Nutrition
May 28, 2026

Antioxidants & Athletic Performance: What the Latest ISSN Position Stand Reveals

Jon Bateman, Founder and Performance Nutritionist at The Endurance Academy
Jon Bateman
Founder, Performance Nutritionist and Endurance Coach
Antioxidants and athletic performance

In the world of sports nutrition, antioxidants have always sparked debate. Should athletes load up on antioxidant supplements to speed recovery? Or could too much blunt the very gains you’re training for?

The latest position stand from the International Society of Sports Nutrition (ISSN) provides much-needed clarity. This evidence-based review synthesizes decades of research to deliver practical guidance for athletes, coaches, and performance professionals.

🔍 Understanding Oxidative Stress and Athletic Adaptation

At the heart of the position stand is the concept of redox balance — a spectrum where both too little and too much oxidative activity can affect training outcomes:

  • Oxidative eustress: moderate levels of exercise-induced free radicals (ROS/RNS) are not only normal but essential. They act as signals that help trigger adaptations like improved endurance and muscle resilience.
  • Oxidative distress: excessive levels — common after very intense or prolonged training with poor recovery — can contribute to muscle damage, inflammation, and performance decrements.

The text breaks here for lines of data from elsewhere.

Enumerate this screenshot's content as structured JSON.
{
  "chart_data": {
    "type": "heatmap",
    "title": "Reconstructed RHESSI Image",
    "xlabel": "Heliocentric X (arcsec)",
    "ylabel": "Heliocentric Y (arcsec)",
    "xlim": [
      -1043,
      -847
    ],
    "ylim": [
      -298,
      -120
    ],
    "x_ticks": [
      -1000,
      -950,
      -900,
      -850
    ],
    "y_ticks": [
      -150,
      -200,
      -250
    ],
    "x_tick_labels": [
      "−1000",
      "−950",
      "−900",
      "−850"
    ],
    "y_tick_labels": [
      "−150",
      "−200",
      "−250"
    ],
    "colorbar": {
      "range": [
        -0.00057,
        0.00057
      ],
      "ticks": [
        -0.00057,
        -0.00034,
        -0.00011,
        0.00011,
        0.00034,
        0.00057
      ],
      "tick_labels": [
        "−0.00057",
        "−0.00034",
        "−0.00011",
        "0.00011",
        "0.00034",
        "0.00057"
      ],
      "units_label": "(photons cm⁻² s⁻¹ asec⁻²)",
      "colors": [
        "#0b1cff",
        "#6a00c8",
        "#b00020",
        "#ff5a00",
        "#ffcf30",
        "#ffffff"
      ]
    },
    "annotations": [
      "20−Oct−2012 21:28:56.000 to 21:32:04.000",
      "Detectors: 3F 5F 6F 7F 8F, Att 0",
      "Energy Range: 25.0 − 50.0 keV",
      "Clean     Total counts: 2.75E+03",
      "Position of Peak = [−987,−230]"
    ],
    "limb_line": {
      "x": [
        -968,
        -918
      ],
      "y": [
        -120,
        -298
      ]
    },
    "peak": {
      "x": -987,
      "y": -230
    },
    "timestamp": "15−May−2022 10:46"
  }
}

This dual role explains why antioxidants can be both friend and foe: they support recovery when properly used but can hamper adaptations if overused in high doses.

🍎 Food First — Your Best Antioxidant Strategy

The ISSN strongly endorses a food-first approach to antioxidant intake. Whole foods rich in vitamins, polyphenols, flavonoids, and carotenoids — such as berries, cherries, nuts, leafy greens, and colorful vegetables — provide a broad spectrum of protective compounds along with other essential nutrients.

Regular training itself also strengthens the body’s own antioxidant defenses, which often reduces the need for supplemental antioxidants.

💊 When (and If) to Consider Supplements

The position stand isn’t dismissing supplements entirely — it simply urges context and caution:

✅ Supplements may be beneficial when:

  • Dietary intake is insufficient or nutrient deficiencies are present
  • Training load is exceptionally high with inadequate recovery
  • Specific antioxidant compounds show good evidence of aiding recovery without interfering with adaptations

Notably, certain nutrients like tart cherry, creatine monohydrate, astaxanthin, and omega-3 fatty acids scored better evidence for aiding recovery and performance when used appropriately in athletes.

❌ High-dose antioxidant mega-supplementation — especially taken chronically — can suppress the very oxidative signals that help your muscles adapt to training.

🌟 What This Means for Athletes & Coaches

Here’s how to apply the ISSN’s evidence-based stance:

✔ Prioritize a varied, whole-food diet rich in natural antioxidants.

✔ Let training adaptations build your body’s own antioxidant systems.

✔ Use supplements selectively and purposefully — not as a daily crutch.

✔ Align antioxidant intake with specific training goals (e.g., recovery phases vs. adaptation phases).

✔ Tailor advice to individual needs — genetics, training status, diet, and recovery all matter.

In a nutshell: antioxidants are valuable, but more isn’t always better. Balance, food first, and context matter most.